Va a un evento corporativo a Plaza mayor, almuerza cerca de un alcalde encantador en Mercados del Río. Camina por la avenida el Poblado hasta Oviedo. En la tarde, cambia sus dólares y disfruta de la plácida vida nocturna en el Lleras. Con niñas voluptuosas atiborradas de mireya que se aseguran de que el extranjero duerma plácidamente en su Young special living hostel, mientras supera el englobe que produce el consumo de marihuana en ayunas.
Esta es la Medellín de las postales. La Medellín que se vende como destino turístico. La Medellín que hace excursiones entre Envigado y Guatapé. La Medellín que recorren coloridas chivas bailables. La Medellín a la que Bancolombia le está poniendo el alma. La Medellín de universitarios emprendedores que gerencian su propia empresa y profesionales hipotecados. La Medellín que ha enterrado su cabeza en la arena para no ver lo que sucede alrededor.
Porque la Medellín de quienes habitan la periferia es la Medellín de la olla a presión. La que vive en permanente ebullición, la que está en manos de los combos. Los que definen las rutas, las plazas y el movimiento de toda la comunidad organizada según expendios de vicio y zonas de cobro efectivo de extorsión. La Medellín sin Dios ni Ley. A la que la autoridad no tiene acceso. Es la Medellín de los últimos veinte años. La que dio de baja a Pablo Escobar pero no ha podido contrarrestar la consolidación de una cultura mafiosa.
Esta es la otra Medellín, la de verdad, la que no ven los turistas.
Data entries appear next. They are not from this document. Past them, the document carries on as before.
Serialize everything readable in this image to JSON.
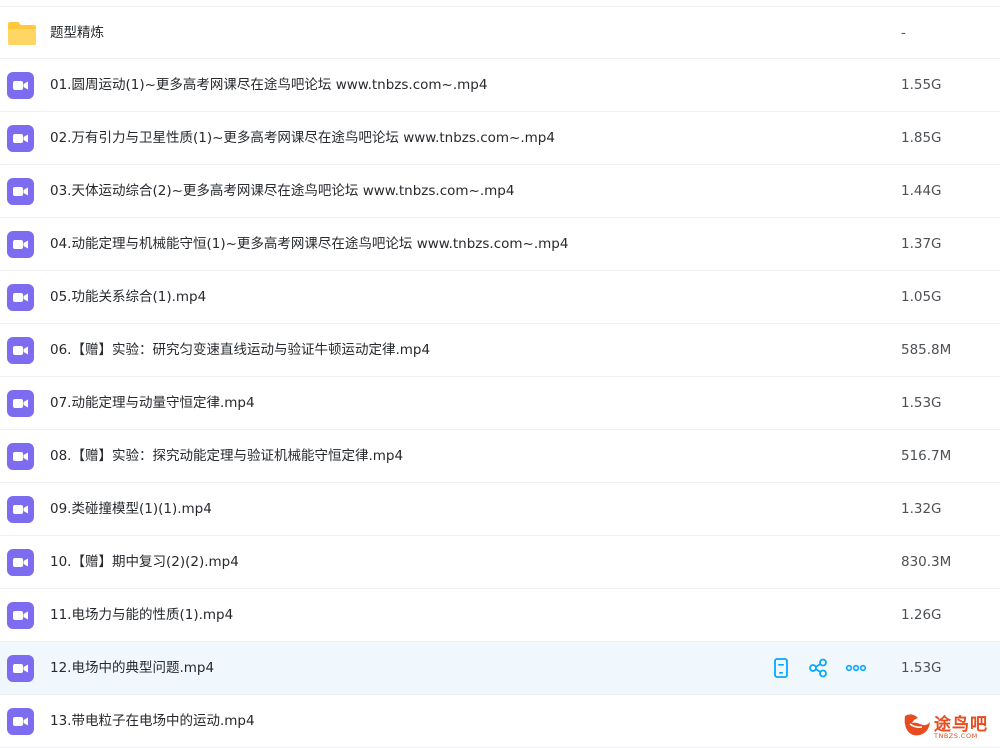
{
  "files": [
    {
      "name": "题型精炼",
      "size": "-",
      "type": "folder"
    },
    {
      "name": "01.圆周运动(1)~更多高考网课尽在途鸟吧论坛 www.tnbzs.com~.mp4",
      "size": "1.55G",
      "type": "video"
    },
    {
      "name": "02.万有引力与卫星性质(1)~更多高考网课尽在途鸟吧论坛 www.tnbzs.com~.mp4",
      "size": "1.85G",
      "type": "video"
    },
    {
      "name": "03.天体运动综合(2)~更多高考网课尽在途鸟吧论坛 www.tnbzs.com~.mp4",
      "size": "1.44G",
      "type": "video"
    },
    {
      "name": "04.动能定理与机械能守恒(1)~更多高考网课尽在途鸟吧论坛 www.tnbzs.com~.mp4",
      "size": "1.37G",
      "type": "video"
    },
    {
      "name": "05.功能关系综合(1).mp4",
      "size": "1.05G",
      "type": "video"
    },
    {
      "name": "06.【赠】实验：研究匀变速直线运动与验证牛顿运动定律.mp4",
      "size": "585.8M",
      "type": "video"
    },
    {
      "name": "07.动能定理与动量守恒定律.mp4",
      "size": "1.53G",
      "type": "video"
    },
    {
      "name": "08.【赠】实验：探究动能定理与验证机械能守恒定律.mp4",
      "size": "516.7M",
      "type": "video"
    },
    {
      "name": "09.类碰撞模型(1)(1).mp4",
      "size": "1.32G",
      "type": "video"
    },
    {
      "name": "10.【赠】期中复习(2)(2).mp4",
      "size": "830.3M",
      "type": "video"
    },
    {
      "name": "11.电场力与能的性质(1).mp4",
      "size": "1.26G",
      "type": "video"
    },
    {
      "name": "12.电场中的典型问题.mp4",
      "size": "1.53G",
      "type": "video",
      "hovered": true
    },
    {
      "name": "13.带电粒子在电场中的运动.mp4",
      "size": "",
      "type": "video"
    }
  ],
  "row_actions": [
    {
      "icon": "phone-icon"
    },
    {
      "icon": "share-icon"
    },
    {
      "icon": "more-icon"
    }
  ],
  "watermark": {
    "text": "途鸟吧",
    "sub": "TNBZS.COM"
  },
  "colors": {
    "folder": "#ffc93b",
    "video": "#7d6cf0",
    "action": "#06a7ff",
    "hover_row": "#f1f8fd",
    "watermark": "#e84b1e"
  }
}
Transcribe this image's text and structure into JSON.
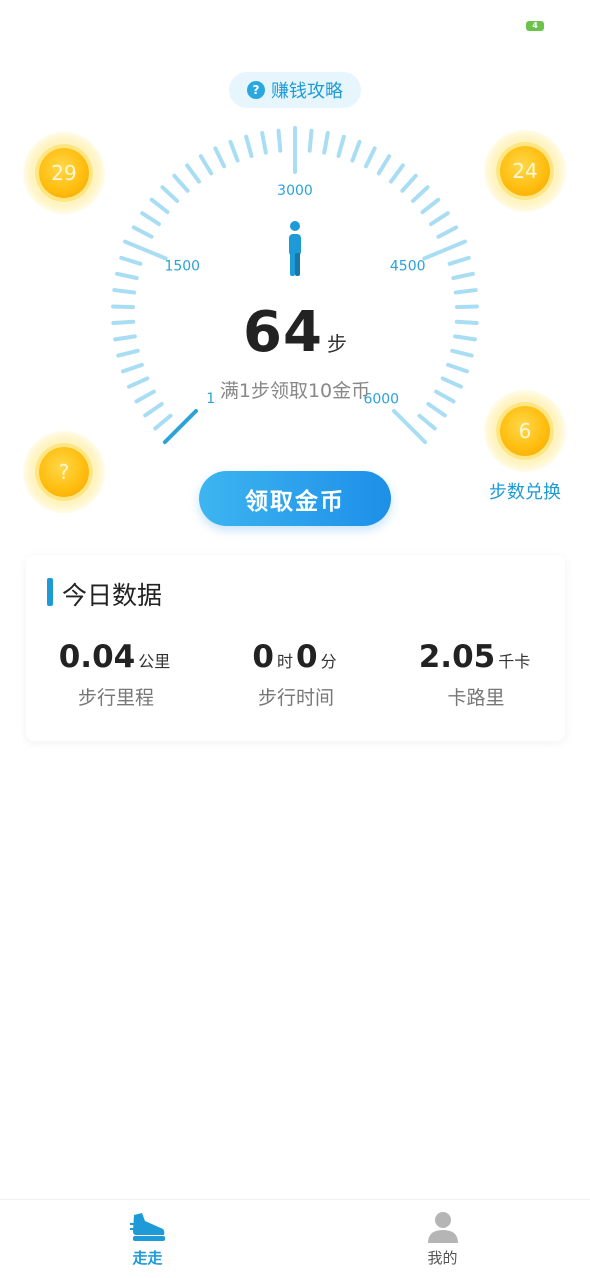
{
  "status_bar": {
    "battery": "4"
  },
  "strategy": {
    "label": "赚钱攻略",
    "icon": "help-icon"
  },
  "gauge": {
    "ticks": [
      {
        "label": "1",
        "value": 1
      },
      {
        "label": "1500",
        "value": 1500
      },
      {
        "label": "3000",
        "value": 3000
      },
      {
        "label": "4500",
        "value": 4500
      },
      {
        "label": "6000",
        "value": 6000
      }
    ],
    "min": 0,
    "max": 6000,
    "steps": "64",
    "steps_unit": "步",
    "rule_text": "满1步领取10金币",
    "track_color": "#a8ddf4",
    "progress_color": "#2aa3d8"
  },
  "coins": {
    "top_left": "29",
    "top_right": "24",
    "bottom_left": "?",
    "bottom_right": "6",
    "exchange_label": "步数兑换"
  },
  "claim_button": {
    "label": "领取金币"
  },
  "today": {
    "title": "今日数据",
    "distance": {
      "value": "0.04",
      "unit": "公里",
      "label": "步行里程"
    },
    "time": {
      "hours": "0",
      "hours_unit": "时",
      "minutes": "0",
      "minutes_unit": "分",
      "label": "步行时间"
    },
    "calories": {
      "value": "2.05",
      "unit": "千卡",
      "label": "卡路里"
    }
  },
  "tabs": [
    {
      "label": "走走",
      "icon": "shoe-icon",
      "active": true
    },
    {
      "label": "我的",
      "icon": "user-icon",
      "active": false
    }
  ]
}
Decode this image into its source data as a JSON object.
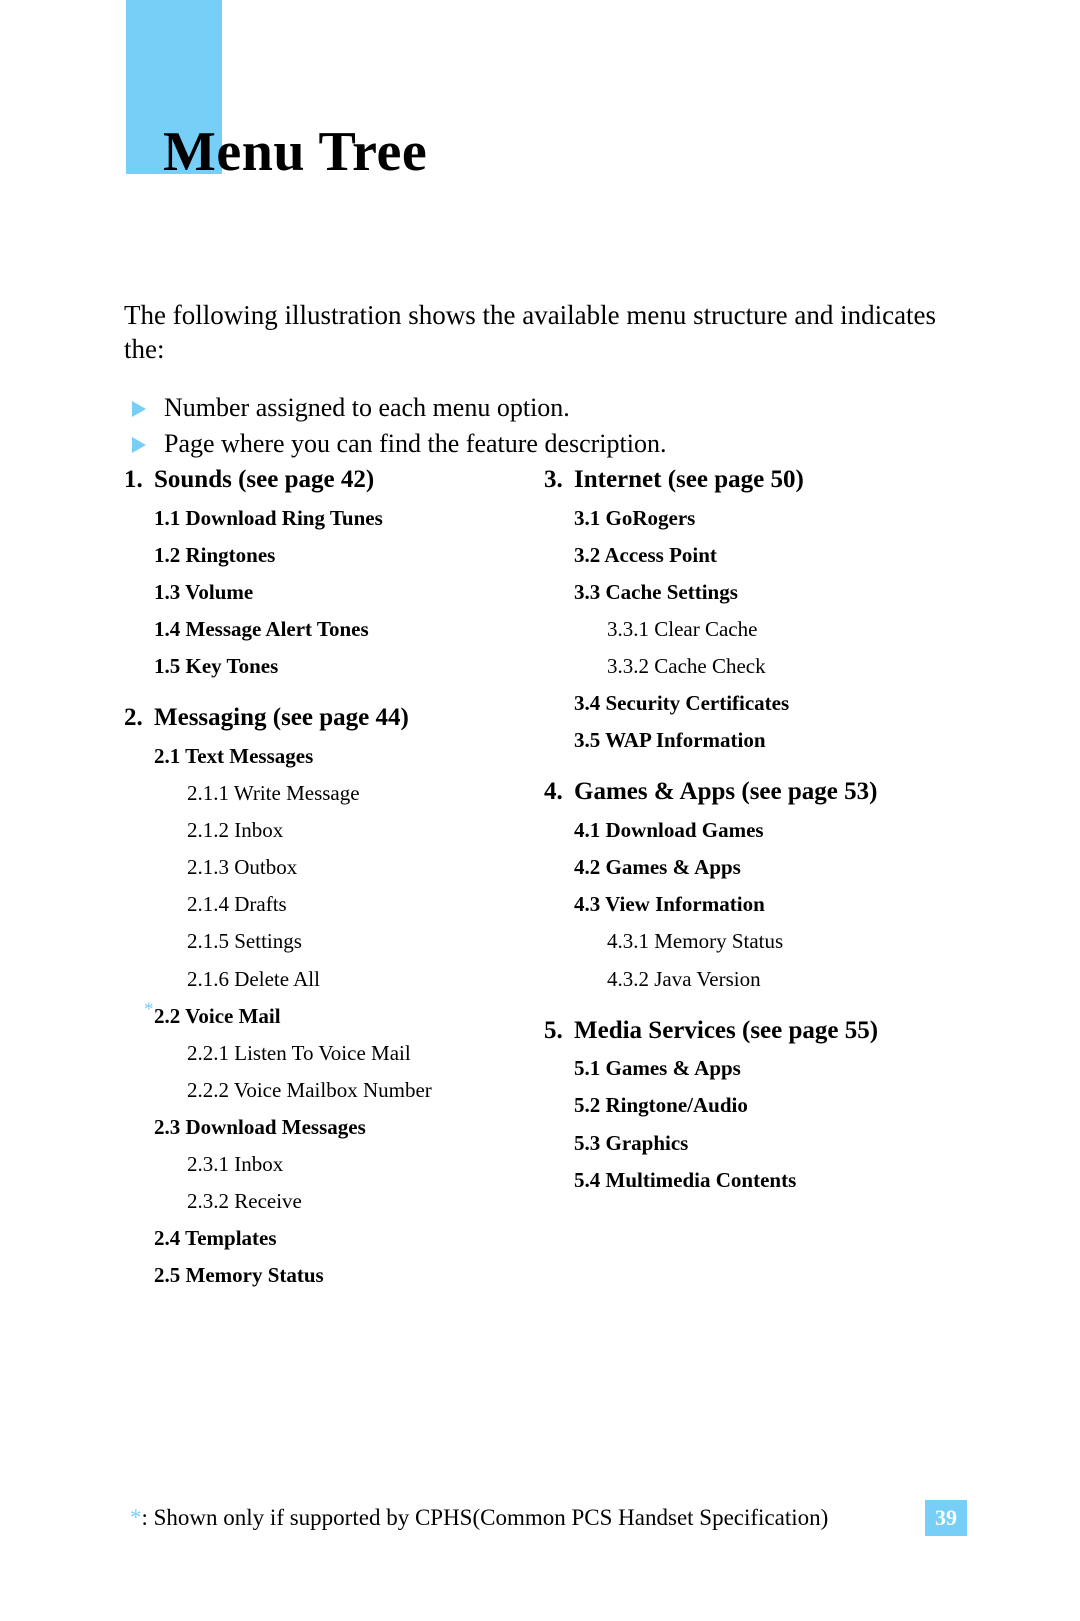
{
  "header": {
    "title": "Menu Tree",
    "accent_color": "#77cff7"
  },
  "intro": {
    "paragraph": "The following illustration shows the available menu structure and indicates the:",
    "bullets": [
      "Number assigned to each menu option.",
      "Page where you can find the feature description."
    ]
  },
  "tree": {
    "left_column": [
      {
        "number": "1.",
        "title": "Sounds (see page 42)",
        "items": [
          {
            "level": 2,
            "label": "1.1 Download Ring Tunes"
          },
          {
            "level": 2,
            "label": "1.2 Ringtones"
          },
          {
            "level": 2,
            "label": "1.3 Volume"
          },
          {
            "level": 2,
            "label": "1.4 Message Alert Tones"
          },
          {
            "level": 2,
            "label": "1.5 Key Tones"
          }
        ]
      },
      {
        "number": "2.",
        "title": "Messaging (see page 44)",
        "items": [
          {
            "level": 2,
            "label": "2.1 Text Messages"
          },
          {
            "level": 3,
            "label": "2.1.1 Write Message"
          },
          {
            "level": 3,
            "label": "2.1.2 Inbox"
          },
          {
            "level": 3,
            "label": "2.1.3 Outbox"
          },
          {
            "level": 3,
            "label": "2.1.4 Drafts"
          },
          {
            "level": 3,
            "label": "2.1.5 Settings"
          },
          {
            "level": 3,
            "label": "2.1.6 Delete All"
          },
          {
            "level": 2,
            "label": "2.2 Voice Mail",
            "footnote_marker": "*"
          },
          {
            "level": 3,
            "label": "2.2.1 Listen To Voice Mail"
          },
          {
            "level": 3,
            "label": "2.2.2 Voice Mailbox Number"
          },
          {
            "level": 2,
            "label": "2.3 Download Messages"
          },
          {
            "level": 3,
            "label": "2.3.1 Inbox"
          },
          {
            "level": 3,
            "label": "2.3.2 Receive"
          },
          {
            "level": 2,
            "label": "2.4 Templates"
          },
          {
            "level": 2,
            "label": "2.5 Memory Status"
          }
        ]
      }
    ],
    "right_column": [
      {
        "number": "3.",
        "title": "Internet (see page 50)",
        "items": [
          {
            "level": 2,
            "label": "3.1 GoRogers"
          },
          {
            "level": 2,
            "label": "3.2 Access Point"
          },
          {
            "level": 2,
            "label": "3.3 Cache Settings"
          },
          {
            "level": 3,
            "label": "3.3.1 Clear Cache"
          },
          {
            "level": 3,
            "label": "3.3.2 Cache Check"
          },
          {
            "level": 2,
            "label": "3.4 Security Certificates"
          },
          {
            "level": 2,
            "label": "3.5 WAP Information"
          }
        ]
      },
      {
        "number": "4.",
        "title": "Games & Apps (see page 53)",
        "items": [
          {
            "level": 2,
            "label": "4.1 Download Games"
          },
          {
            "level": 2,
            "label": "4.2 Games & Apps"
          },
          {
            "level": 2,
            "label": "4.3 View Information"
          },
          {
            "level": 3,
            "label": "4.3.1 Memory Status"
          },
          {
            "level": 3,
            "label": "4.3.2 Java Version"
          }
        ]
      },
      {
        "number": "5.",
        "title": "Media Services (see page 55)",
        "items": [
          {
            "level": 2,
            "label": "5.1 Games & Apps"
          },
          {
            "level": 2,
            "label": "5.2 Ringtone/Audio"
          },
          {
            "level": 2,
            "label": "5.3 Graphics"
          },
          {
            "level": 2,
            "label": "5.4 Multimedia Contents"
          }
        ]
      }
    ]
  },
  "footer": {
    "footnote_marker": "*",
    "footnote_text": ": Shown only if supported by CPHS(Common PCS Handset Specification)",
    "page_number": "39"
  }
}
La que solo se reserva para la gente del común. La que amamos y nos duele. La que ha negado oportunidades a tantos jóvenes que hoy exponen su vida por una guerra que les es ajena. La Medellín por dentro es una Medellín que padece con creces la arrogancia de creer que maquillar la ciudad para los turistas es una política pública. Reducir Medellín a unas pocas cuadras es una decisión miope e indolente que ha generado efectos lamentables porque nos ha dejado expuestos, vulnerables, encerrados en nuestros propios andenes y a la vista de un poder que parece cien veces superior al del establecimiento y su frágil voluntad política.